Alzheimer precoce leva influenciadora de 49 anos a optar por morte assistida no Canadá

28 de julho de 2026 Off Por Boca do Rio Magazine

Diagnosticada com a forma pré-senil da doença, Rebecca Luna compartilhava rotina nas redes sociais

Fonte: Redação (Boca do Rio Magazine) | Foto: Reprodução/ TikTok

O debate sobre o Alzheimer precoce ganhou forte repercussão internacional após a confirmação da morte da influenciadora canadense Rebecca Luna, de 49 anos. A criadora de conteúdo, que reunia milhares de seguidores no TikTok mostrando sua rotina com a condição, passou por um procedimento de morte assistida no último dia 25 de julho. A confirmação da morte foi feita por familiares na própria rede social da influenciadora.

Rebecca havia antecipado o procedimento, originalmente previsto para agosto, devido ao avanço acelerado do quadro clínico. Antes de fechar o diagnóstico correto, a canadense acreditava que as falhas de memória decorriam do Transtorno do Déficit de Atenção com Hiperatividade (TDAH). No Canadá, a morte assistida é permitida sob rígidas comprovações médicas, enquanto no Brasil a prática e a eutanásia são expressamente proibidas por lei.

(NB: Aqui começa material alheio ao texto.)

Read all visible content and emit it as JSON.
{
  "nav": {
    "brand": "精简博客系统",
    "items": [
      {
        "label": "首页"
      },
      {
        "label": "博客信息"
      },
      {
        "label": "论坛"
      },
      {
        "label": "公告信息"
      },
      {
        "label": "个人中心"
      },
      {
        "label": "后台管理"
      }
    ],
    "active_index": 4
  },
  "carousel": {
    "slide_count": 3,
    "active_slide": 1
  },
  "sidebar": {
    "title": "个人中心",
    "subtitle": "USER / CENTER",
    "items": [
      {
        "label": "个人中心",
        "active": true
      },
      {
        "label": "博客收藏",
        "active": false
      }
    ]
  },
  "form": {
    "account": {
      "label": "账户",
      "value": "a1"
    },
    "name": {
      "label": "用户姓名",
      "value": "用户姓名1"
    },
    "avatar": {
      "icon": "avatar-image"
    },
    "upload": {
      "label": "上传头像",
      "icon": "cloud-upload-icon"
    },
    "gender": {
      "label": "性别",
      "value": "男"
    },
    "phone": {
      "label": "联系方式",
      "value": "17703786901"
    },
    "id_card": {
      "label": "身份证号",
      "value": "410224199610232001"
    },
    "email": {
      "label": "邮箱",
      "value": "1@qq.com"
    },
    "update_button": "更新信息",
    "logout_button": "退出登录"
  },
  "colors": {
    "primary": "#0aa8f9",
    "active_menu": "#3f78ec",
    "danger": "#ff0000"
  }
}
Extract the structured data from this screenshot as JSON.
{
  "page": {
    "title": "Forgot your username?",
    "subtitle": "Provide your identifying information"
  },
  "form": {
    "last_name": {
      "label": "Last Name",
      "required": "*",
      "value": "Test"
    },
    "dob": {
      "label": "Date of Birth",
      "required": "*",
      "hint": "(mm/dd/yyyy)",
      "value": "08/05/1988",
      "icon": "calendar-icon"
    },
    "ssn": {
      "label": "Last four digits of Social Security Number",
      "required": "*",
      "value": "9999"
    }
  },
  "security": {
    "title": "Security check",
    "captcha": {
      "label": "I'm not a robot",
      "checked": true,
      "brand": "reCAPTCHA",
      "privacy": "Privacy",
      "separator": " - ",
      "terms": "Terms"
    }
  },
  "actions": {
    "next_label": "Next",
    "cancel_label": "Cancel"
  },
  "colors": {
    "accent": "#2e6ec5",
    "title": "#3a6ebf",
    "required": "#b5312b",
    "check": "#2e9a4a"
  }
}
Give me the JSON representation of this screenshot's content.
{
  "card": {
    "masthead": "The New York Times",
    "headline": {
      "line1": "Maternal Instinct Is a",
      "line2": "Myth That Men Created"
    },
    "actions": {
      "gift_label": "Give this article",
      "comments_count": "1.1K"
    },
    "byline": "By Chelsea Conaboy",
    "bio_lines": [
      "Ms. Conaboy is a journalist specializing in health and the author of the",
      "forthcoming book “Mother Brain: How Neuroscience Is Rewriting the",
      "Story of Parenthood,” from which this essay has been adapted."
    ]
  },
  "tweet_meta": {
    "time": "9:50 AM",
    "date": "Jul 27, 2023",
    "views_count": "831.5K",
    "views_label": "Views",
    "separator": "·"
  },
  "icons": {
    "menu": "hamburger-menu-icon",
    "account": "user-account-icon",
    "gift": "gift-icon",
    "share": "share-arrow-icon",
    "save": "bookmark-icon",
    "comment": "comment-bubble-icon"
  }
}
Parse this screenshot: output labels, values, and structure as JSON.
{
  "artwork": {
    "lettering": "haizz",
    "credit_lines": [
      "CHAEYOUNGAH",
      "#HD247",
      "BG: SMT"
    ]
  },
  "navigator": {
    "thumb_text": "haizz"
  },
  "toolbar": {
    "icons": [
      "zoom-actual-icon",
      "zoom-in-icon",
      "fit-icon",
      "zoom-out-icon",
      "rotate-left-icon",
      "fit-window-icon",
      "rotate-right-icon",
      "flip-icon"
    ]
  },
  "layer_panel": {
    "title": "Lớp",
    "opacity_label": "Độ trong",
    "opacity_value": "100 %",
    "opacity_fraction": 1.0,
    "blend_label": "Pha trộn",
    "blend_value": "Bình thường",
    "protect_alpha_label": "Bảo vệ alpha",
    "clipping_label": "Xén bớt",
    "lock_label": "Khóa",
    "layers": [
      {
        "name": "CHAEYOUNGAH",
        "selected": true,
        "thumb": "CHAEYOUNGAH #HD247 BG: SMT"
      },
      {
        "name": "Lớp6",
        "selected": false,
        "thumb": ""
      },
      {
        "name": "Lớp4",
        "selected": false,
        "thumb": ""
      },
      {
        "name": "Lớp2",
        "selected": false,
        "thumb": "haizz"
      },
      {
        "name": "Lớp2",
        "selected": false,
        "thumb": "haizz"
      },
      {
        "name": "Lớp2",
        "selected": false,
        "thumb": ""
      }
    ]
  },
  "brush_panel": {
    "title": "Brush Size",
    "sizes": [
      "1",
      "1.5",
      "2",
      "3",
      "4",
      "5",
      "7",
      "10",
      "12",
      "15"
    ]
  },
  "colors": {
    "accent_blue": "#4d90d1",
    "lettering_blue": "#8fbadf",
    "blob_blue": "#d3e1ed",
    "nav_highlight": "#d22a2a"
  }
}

O que é e como se manifesta o Alzheimer precoce

Conhecido também como Alzheimer pré-senil, o Alzheimer precoce costuma se manifestar entre os 50 e 65 anos de idade, representando de 5% a 10% do total de casos da enfermidade. Ao contrário da forma clássica que atinge idosos, a variação em pessoas mais jovens pode apresentar sintomas atípicos que vão além do esquecimento de fatos recentes.

“A ideia de esperar parecia demais porque vivo em um corpo que não me traz conforto, segurança ou bem-estar. É o momento de priorizar a mim mesma”, declarou a influenciadora em seu último depoimento.

Entre as principais manifestações estão alterações na capacidade de linguagem, dificuldade na percepção visual, mudanças bruscas de comportamento e oscilações na atenção. Devido a essas características, o diagnóstico costuma ser complexo, sendo frequentemente confundido com exaustão de trabalho (burnout), depressão, estresse crônico ou quadros de insônia.

Fatores genéticos e a busca por diagnóstico especializado

Diferente do quadro tradicional, o surgimento do Alzheimer precoce possui uma ligação consideravelmente maior com fatores hereditários. Mutações nos genes conhecidos como APP, PSEN1 e PSEN2 indicam um risco elevado de desenvolvimento da doença. A presença de ao menos uma cópia mutada desses genes praticamente assegura o surgimento da condição antes dos 65 anos.

A recomendação médica para quem nota falhas cognitivas persistentes é buscar atendimento com médicos neurologistas ou psicogeriatras neste ano de 2026. A realização de exames clínicos, testes neuropsicológicos e avaliações de imagem é fundamental para descartar outras patologias e iniciar o acompanhamento adequado o quanto antes.